To know me back then was to think that I'd never had a bad day. That I'd had the most normal and loving childhood imaginable. That I didn't have a mother who found so much happiness in saying things like, "The first thing my cousin Roy said when he laid eyes on you was that you looked just like Jimmy Durante with that giant nose of yours." And when I was 12, she told me that I wasn't a pretty girl, but I was a funny girl and that if I were good in bed that maybe I'd be lucky enough to get a man and keep him. When I was 16, I kissed her good-bye in front of my date, Brad, and she said loud enough for him to hear, "You smell like a cheap whore." I tried not to cry as Brad walked me to the car with his arm protectively around my shoulders. In my early 20s, she told me that maybe her marriage to my father would have worked if I hadn't been "givin' him a little on the side." In my late 20s, she told me that I had stretch marks that looked like lightning bolts all over and that I should consider never wearing a two-piece bathing suit again.
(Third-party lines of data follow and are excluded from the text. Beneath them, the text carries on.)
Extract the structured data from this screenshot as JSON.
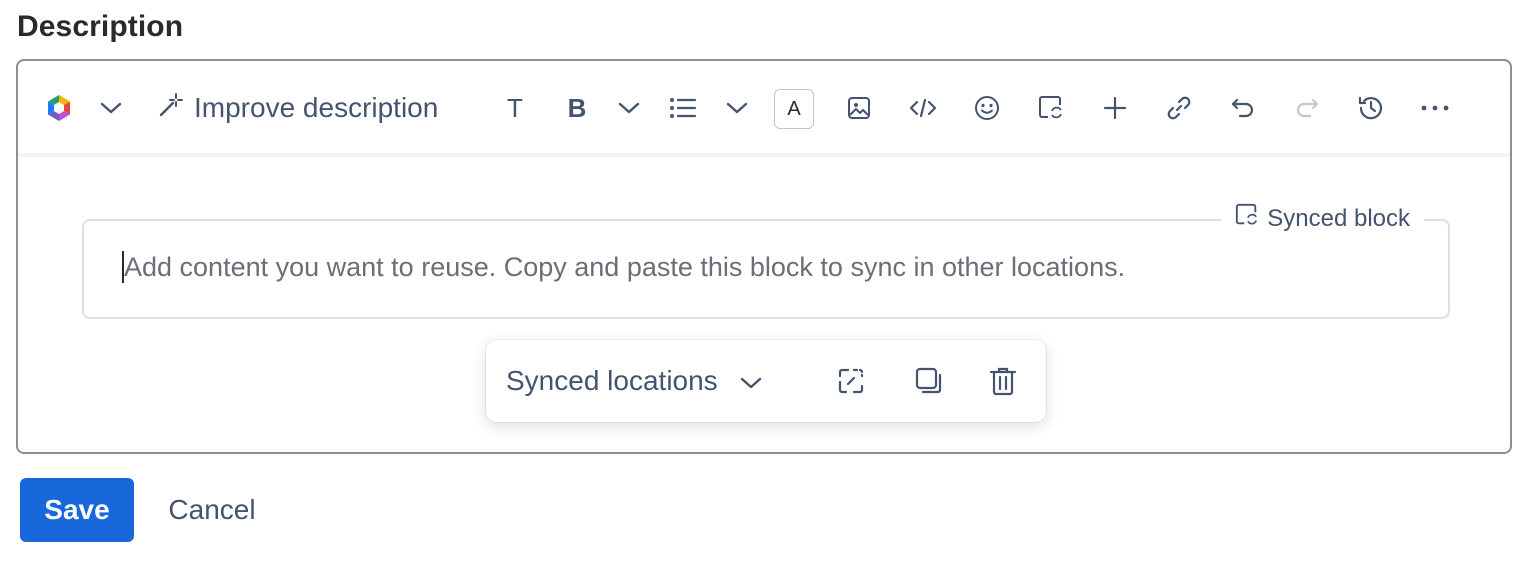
{
  "section": {
    "title": "Description"
  },
  "toolbar": {
    "improve_label": "Improve description",
    "items": [
      "ai-logo-icon",
      "chevron-down-icon",
      "magic-wand-icon",
      "text-style-icon",
      "bold-icon",
      "chevron-down-icon",
      "bullet-list-icon",
      "chevron-down-icon",
      "text-color-icon",
      "image-icon",
      "code-icon",
      "emoji-icon",
      "synced-block-icon",
      "plus-icon",
      "link-icon",
      "undo-icon",
      "redo-icon",
      "history-icon",
      "more-icon"
    ],
    "bold_glyph": "B",
    "text_glyph": "T",
    "text_color_glyph": "A"
  },
  "synced_block": {
    "label": "Synced block",
    "placeholder": "Add content you want to reuse. Copy and paste this block to sync in other locations."
  },
  "floating_toolbar": {
    "locations_label": "Synced locations",
    "icons": [
      "unsync-icon",
      "copy-icon",
      "delete-icon"
    ]
  },
  "actions": {
    "save_label": "Save",
    "cancel_label": "Cancel"
  },
  "colors": {
    "primary": "#1868db",
    "text": "#292a2e",
    "subtle": "#44546f",
    "border": "#8c8f97"
  }
}
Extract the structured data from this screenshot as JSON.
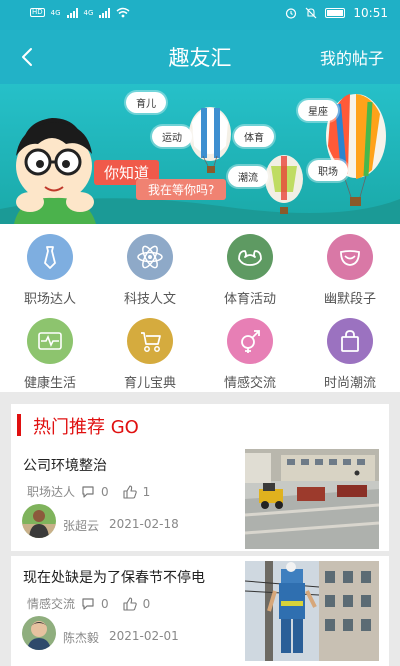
{
  "status_bar": {
    "sim_tags": [
      "HD",
      "HD"
    ],
    "network_labels": [
      "4G",
      "4G"
    ],
    "time": "10:51"
  },
  "header": {
    "title": "趣友汇",
    "right_action": "我的帖子"
  },
  "banner": {
    "bubbles": [
      "育儿",
      "运动",
      "体育",
      "星座",
      "潮流",
      "职场"
    ],
    "headline": "你知道",
    "subline": "我在等你吗?"
  },
  "categories": [
    {
      "label": "职场达人",
      "icon": "tie-icon",
      "color": "#7eaee0"
    },
    {
      "label": "科技人文",
      "icon": "atom-icon",
      "color": "#8ea9c8"
    },
    {
      "label": "体育活动",
      "icon": "muscle-icon",
      "color": "#5e9a62"
    },
    {
      "label": "幽默段子",
      "icon": "smile-icon",
      "color": "#d978a6"
    },
    {
      "label": "健康生活",
      "icon": "heartbeat-icon",
      "color": "#8dc46e"
    },
    {
      "label": "育儿宝典",
      "icon": "stroller-icon",
      "color": "#d5ab3e"
    },
    {
      "label": "情感交流",
      "icon": "gender-icon",
      "color": "#e77fb5"
    },
    {
      "label": "时尚潮流",
      "icon": "shopping-bag-icon",
      "color": "#9b72c0"
    }
  ],
  "hot_section": {
    "title": "热门推荐 GO"
  },
  "posts": [
    {
      "title": "公司环境整治",
      "category": "职场达人",
      "comments": "0",
      "likes": "1",
      "author": "张超云",
      "date": "2021-02-18"
    },
    {
      "title": "现在处缺是为了保春节不停电",
      "category": "情感交流",
      "comments": "0",
      "likes": "0",
      "author": "陈杰毅",
      "date": "2021-02-01"
    }
  ]
}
In my 30s, she told me that I had a big, fat ass and that I was starting to look like LaToya Jackson with all the work I'd had done on my face.


At 37, I no longer have a relationship with my mother. I know that she would say, "You only remember the bad stuff, why can't you ever talk about the good stuff?" And she is right. There was some good stuff in the mix. It's the reason I've been able to become the woman I am today. For the "good stuff" I am grateful to her and will always love her, even though I no longer like her.


It has taken me most of my adult life to repair the damage that she and my father caused. Damage that has cost thousands of dollars in therapy and plastic surgery to try to reverse. You see, by the time I was 30, I was like a quilt, I had had so many stitches. Externally and internally. Internally, as I kept on stitching back together my little broken heart. And externally, as I kept going to the plastic surgeon hoping that if he could just transform my outsides, that somehow, miraculously, my insides would change to match. I mistakenly thought that if I were pretty, I'd be happy. Pretty people are always happy, aren't they? No. They aren't.


What I've come to find out on this long journey is that beauty, confidence, sex appeal—all of it shines from the inside out, not the outside in. We are all products of our environment, we cannot change where we came from or the pain we suffered along the way. But we can grow to learn that the past does not have to dictate who we become. We control our own destiny.


So, to those of you who thought enough of me to vote for me as "Sexiest Las Vegan," I thank you from the bottom of my heart. I thank you for seeing in me what I have only recently been able to see in myself: that sharing from the heart, caring about the world around me and the people in it, giving without expecting anything in return, being real and never giving up hope can indeed take a scared, sad little girl and help transform her into one sexy bitch!